Otuz altı-otuz yedinci ayetlerde, inkârcıların cehennemdeki feci durumları tasvir edilir. Onlar, orada ne ölür ne de rahat yüzü görürler; aksine: “Rabbimiz! Bizi bu azaptan kurtar” diye feryat ederler. Ama onların bu yersiz ve geçersiz isteği reddedilir. Öyleyse insan, sahip olduğu imkanları bu dünyada iyi kullanmalı ve ömrünü boşa harcamamalıdır. Ayetlerde, insanın sorumlu tutulabilmesi için vahyi duyma ve onu anlayıp uygulama süresi bulmasının şart olduğuna işaret edilir. Sonuçta dünya hayatı, hidayete ermek ve kulluk görevini yerine getirmek isteyen kimse için yeterli bir imkandır. Yeter ki insan kendine bahşedilen ömrü boşa harcamasın.
38-45’nci ayetler
38. Kuşkusuz Allah, göklerin ve yerin gizli gerçekliğini bilir; O kalplerdekini de çok iyi bilmektedir.
Otuz sekizinci ayette, Allah’ın hem göklerin ve yerin gizli gerçeklerini hem de insanların kalplerinden geçenleri tam olarak bildiği ifade edilir.

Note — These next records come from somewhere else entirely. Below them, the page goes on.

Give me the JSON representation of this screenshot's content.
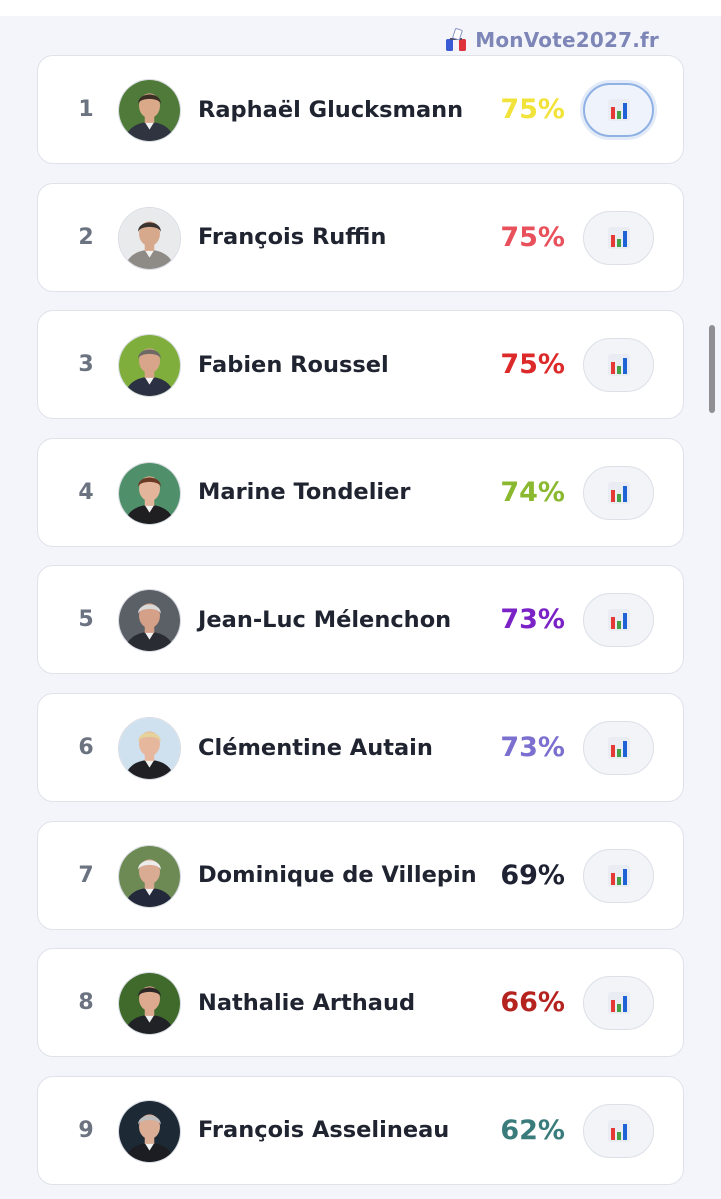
{
  "brand": {
    "text": "MonVote2027.fr",
    "icon": "ballot-box-icon"
  },
  "stats_icon": "bar-chart-icon",
  "candidates": [
    {
      "rank": "1",
      "name": "Raphaël Glucksmann",
      "score": "75%",
      "score_color": "#f2e33a",
      "active": true,
      "avatar_bg": "#4f7a3a",
      "avatar_skin": "#d9a98a",
      "avatar_hair": "#3b2e25",
      "avatar_suit": "#2f3440"
    },
    {
      "rank": "2",
      "name": "François Ruffin",
      "score": "75%",
      "score_color": "#e8505b",
      "active": false,
      "avatar_bg": "#e9eaec",
      "avatar_skin": "#d6a98c",
      "avatar_hair": "#3a3330",
      "avatar_suit": "#8e8a86"
    },
    {
      "rank": "3",
      "name": "Fabien Roussel",
      "score": "75%",
      "score_color": "#dc2a2a",
      "active": false,
      "avatar_bg": "#7fae3d",
      "avatar_skin": "#d8a58a",
      "avatar_hair": "#6d6a66",
      "avatar_suit": "#2b3142"
    },
    {
      "rank": "4",
      "name": "Marine Tondelier",
      "score": "74%",
      "score_color": "#8ab82e",
      "active": false,
      "avatar_bg": "#4f8f6a",
      "avatar_skin": "#e3b59a",
      "avatar_hair": "#6b3a24",
      "avatar_suit": "#1f1f22"
    },
    {
      "rank": "5",
      "name": "Jean-Luc Mélenchon",
      "score": "73%",
      "score_color": "#7b22c6",
      "active": false,
      "avatar_bg": "#5b5f66",
      "avatar_skin": "#d4a088",
      "avatar_hair": "#d9d9d9",
      "avatar_suit": "#2a2c34"
    },
    {
      "rank": "6",
      "name": "Clémentine Autain",
      "score": "73%",
      "score_color": "#7b6fd0",
      "active": false,
      "avatar_bg": "#cfe1ee",
      "avatar_skin": "#e6b79d",
      "avatar_hair": "#e6d29b",
      "avatar_suit": "#1f1f24"
    },
    {
      "rank": "7",
      "name": "Dominique de Villepin",
      "score": "69%",
      "score_color": "#1e2233",
      "active": false,
      "avatar_bg": "#6d8a55",
      "avatar_skin": "#d9ab92",
      "avatar_hair": "#ececec",
      "avatar_suit": "#23283a"
    },
    {
      "rank": "8",
      "name": "Nathalie Arthaud",
      "score": "66%",
      "score_color": "#b5231f",
      "active": false,
      "avatar_bg": "#3f6a2c",
      "avatar_skin": "#deaa8f",
      "avatar_hair": "#2c2624",
      "avatar_suit": "#202226"
    },
    {
      "rank": "9",
      "name": "François Asselineau",
      "score": "62%",
      "score_color": "#3a7c7c",
      "active": false,
      "avatar_bg": "#1d2a36",
      "avatar_skin": "#dbad94",
      "avatar_hair": "#bdbdbd",
      "avatar_suit": "#1c1d22"
    }
  ]
}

Burada Yüce Allah, “’Âlimu ğaybi’s semâvâti ve’l ard” diye nitelendirilir. Bu terkip, “göklerin ve yerin gizli gerçekliğini bilen Allah” anlamına gelir ve Kur’an’ın tamamında sadece burada bir kez kullanılır. “’Âlimu’l ğayb/insan kavrayışının ötesindeki her şeyi bilen” şekli ise, iki ayette yer alır.
Hiç kuşkusuz, insanlar için ulaşılmazlıkla ifade edilebilecek her şey, Allah tarafından bilinir. Bu yüzden göklerin erişilmezliğinde, yerin dipsizliğinde saklanan, karada ve denizlerde olup biten, yere giren ve ondan çıkan, gökten inen ve oraya yükselen, kalplerde olan hiçbir şey O’ndan gizli kalamaz.
39. Sizleri yeryüzüne varis kılan O’dur. O halde artık kim inkâr ederse inkârının zararı ve vebâli kendinedir; çünkü, inkârcıların inkârı Rabblerinin gazabını üzerlerine çekmekten başka bir şeye yaramaz; Kâfirlerin inkârı, sadece kayıplarını artırır.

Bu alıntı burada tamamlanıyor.